There once was a small yet clever young frog who thought well of himself. Then one day he wandered away from his friends, for he felt a fit of dismay in their thoughtless trends. He became a de facto prince who refused to mince words, and to that end he incurred a lonely reprimand. 

His adventures soon demanded he be landed in a mountainous space, face to face with a monstrous, dangerous, Amazonian centipede, infamous for eating those who chose to impede his path. "You were lost in the fog; do the math, lonely frog! Do you realize that now your demise is mine to savor?"

About to be devoured, the frog, far from cowardly, proposed a wager. "If you're so smart, why don't you start your first course with my riddle? If you answer it, of course, your middle and final dinner courses may conclude with undue dethroning and deboning of me and my two legs. However, should I peg you a fool and show you something new to know, you will let me go on my way."

Not one to avoid a sure thing, the centipede thought the sting of claws around the frog would taste sweeter if he dined on both the frog's body and the frog's mind. In such pleasured treasures he knew he would surely soon bask. "Yes, I'm up to your task," avidly agreed the snaking centipede. "What riddle will you ask?"

Doubting the centipede will truly ever set him free, the frog pondered quietly aloud, "You should be proud of the limbs you house on each side of your body, almost twenty-fold, but how do you dole out orders to each limb so that they won't topple one over another on a whim?"

The centipede stood paused, perplexed quite a bit. "Honestly, I've never thought about it. They all just seem to work. It's one of the greatest perks, indeed, of being a mighty centipede! I pointlessly concede your gamble." The frog slowly ambled backwards at half speed, and thus, spake the centipede, "You've bested my mind, but my body, you'll find, is still quite hungry!"

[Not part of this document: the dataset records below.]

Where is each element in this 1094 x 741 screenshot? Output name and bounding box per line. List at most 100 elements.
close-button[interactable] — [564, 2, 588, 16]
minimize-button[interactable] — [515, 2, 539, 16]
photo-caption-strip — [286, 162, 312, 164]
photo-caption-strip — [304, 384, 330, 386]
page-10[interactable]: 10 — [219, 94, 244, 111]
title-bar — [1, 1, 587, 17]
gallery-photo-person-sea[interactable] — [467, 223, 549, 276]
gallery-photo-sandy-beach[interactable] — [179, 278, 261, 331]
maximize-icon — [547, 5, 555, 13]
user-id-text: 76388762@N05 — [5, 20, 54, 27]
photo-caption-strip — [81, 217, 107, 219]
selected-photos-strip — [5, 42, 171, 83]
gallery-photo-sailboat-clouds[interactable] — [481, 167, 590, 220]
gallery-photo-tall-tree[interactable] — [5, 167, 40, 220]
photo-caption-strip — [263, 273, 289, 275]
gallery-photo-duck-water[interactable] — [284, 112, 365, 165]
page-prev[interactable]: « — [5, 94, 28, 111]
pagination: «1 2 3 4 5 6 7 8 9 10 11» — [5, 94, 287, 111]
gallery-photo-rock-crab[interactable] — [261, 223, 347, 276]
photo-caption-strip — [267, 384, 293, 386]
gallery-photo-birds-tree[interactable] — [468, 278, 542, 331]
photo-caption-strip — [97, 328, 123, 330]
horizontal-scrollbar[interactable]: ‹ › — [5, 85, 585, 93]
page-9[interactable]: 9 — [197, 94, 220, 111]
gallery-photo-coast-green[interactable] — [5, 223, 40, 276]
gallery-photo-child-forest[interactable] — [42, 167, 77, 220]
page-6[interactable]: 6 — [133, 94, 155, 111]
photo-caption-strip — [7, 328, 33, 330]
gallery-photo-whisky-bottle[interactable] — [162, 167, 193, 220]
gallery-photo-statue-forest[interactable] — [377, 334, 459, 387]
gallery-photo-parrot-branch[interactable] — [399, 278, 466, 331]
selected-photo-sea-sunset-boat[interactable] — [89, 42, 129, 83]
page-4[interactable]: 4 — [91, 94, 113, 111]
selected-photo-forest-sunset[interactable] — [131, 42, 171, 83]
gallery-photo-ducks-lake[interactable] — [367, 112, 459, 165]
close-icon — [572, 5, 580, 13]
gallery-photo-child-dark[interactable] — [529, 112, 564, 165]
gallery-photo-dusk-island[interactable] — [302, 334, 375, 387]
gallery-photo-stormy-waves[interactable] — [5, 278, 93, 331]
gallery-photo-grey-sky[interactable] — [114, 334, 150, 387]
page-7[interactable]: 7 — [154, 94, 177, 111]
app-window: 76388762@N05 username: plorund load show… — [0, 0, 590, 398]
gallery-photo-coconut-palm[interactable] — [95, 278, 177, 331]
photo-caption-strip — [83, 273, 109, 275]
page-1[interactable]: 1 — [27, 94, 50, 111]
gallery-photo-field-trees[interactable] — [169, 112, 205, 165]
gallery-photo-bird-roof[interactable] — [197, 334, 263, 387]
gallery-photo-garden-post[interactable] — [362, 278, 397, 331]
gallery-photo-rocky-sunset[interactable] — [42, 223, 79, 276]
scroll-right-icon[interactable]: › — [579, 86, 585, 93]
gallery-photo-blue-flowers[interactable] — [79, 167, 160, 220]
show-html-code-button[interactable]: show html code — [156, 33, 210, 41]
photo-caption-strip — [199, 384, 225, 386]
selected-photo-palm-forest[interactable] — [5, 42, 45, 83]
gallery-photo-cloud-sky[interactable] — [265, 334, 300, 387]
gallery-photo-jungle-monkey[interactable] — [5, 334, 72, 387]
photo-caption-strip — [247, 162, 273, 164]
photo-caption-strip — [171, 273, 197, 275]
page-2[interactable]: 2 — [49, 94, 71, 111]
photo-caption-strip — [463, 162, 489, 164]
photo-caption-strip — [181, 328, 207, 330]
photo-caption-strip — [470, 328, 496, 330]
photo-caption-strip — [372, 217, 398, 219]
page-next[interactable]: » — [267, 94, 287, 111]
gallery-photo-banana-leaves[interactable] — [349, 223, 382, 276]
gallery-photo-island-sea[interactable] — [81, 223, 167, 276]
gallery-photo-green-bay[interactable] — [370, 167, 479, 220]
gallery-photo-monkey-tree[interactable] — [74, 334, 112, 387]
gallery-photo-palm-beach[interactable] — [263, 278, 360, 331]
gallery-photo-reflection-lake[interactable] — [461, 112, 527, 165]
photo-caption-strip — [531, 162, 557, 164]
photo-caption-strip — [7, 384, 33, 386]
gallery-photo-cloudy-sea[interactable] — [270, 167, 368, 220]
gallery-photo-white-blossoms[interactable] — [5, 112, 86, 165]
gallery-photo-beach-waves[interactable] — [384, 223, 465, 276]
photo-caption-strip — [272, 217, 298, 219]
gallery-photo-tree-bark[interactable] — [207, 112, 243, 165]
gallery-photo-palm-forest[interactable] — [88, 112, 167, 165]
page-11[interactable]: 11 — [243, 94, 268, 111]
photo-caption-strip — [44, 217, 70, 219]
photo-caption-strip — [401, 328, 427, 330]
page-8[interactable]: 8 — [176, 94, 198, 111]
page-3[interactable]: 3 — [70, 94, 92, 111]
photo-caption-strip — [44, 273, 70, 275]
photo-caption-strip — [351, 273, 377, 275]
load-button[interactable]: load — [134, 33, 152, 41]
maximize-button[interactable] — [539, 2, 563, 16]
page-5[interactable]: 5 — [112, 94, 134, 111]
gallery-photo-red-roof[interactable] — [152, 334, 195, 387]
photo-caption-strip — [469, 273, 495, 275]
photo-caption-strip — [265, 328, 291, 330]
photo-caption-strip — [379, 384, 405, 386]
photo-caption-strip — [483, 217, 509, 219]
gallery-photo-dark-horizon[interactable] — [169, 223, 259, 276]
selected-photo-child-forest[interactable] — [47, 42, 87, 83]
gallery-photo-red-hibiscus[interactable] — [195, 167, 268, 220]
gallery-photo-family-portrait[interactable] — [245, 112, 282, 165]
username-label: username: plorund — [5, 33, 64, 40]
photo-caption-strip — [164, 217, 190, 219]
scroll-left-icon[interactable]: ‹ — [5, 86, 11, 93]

Stumbling forward mad, his clumsy legs now had their own thoughts, entangling twisted segments into knots. The frog liberated his mind and body, and the snide centipede winded wobbly down the mountainside.

Monday, April 9, 2012

A Tale of Frogs

In the upcoming days I'll be posting a series from yesteryear called "A Tale of Frogs". Each piece has a title which doubles as a sentence continuing the story. It was intended as the first chapter in a long running series. My professor Keith Mayerson guided me to Scott McCloud's "Understanding Comics" and Roland Barthes' "The Third Meaning" as points of inspiration. I intended to test the boundaries of sequential art. Perhaps if I continue with the project I'll try to get it published.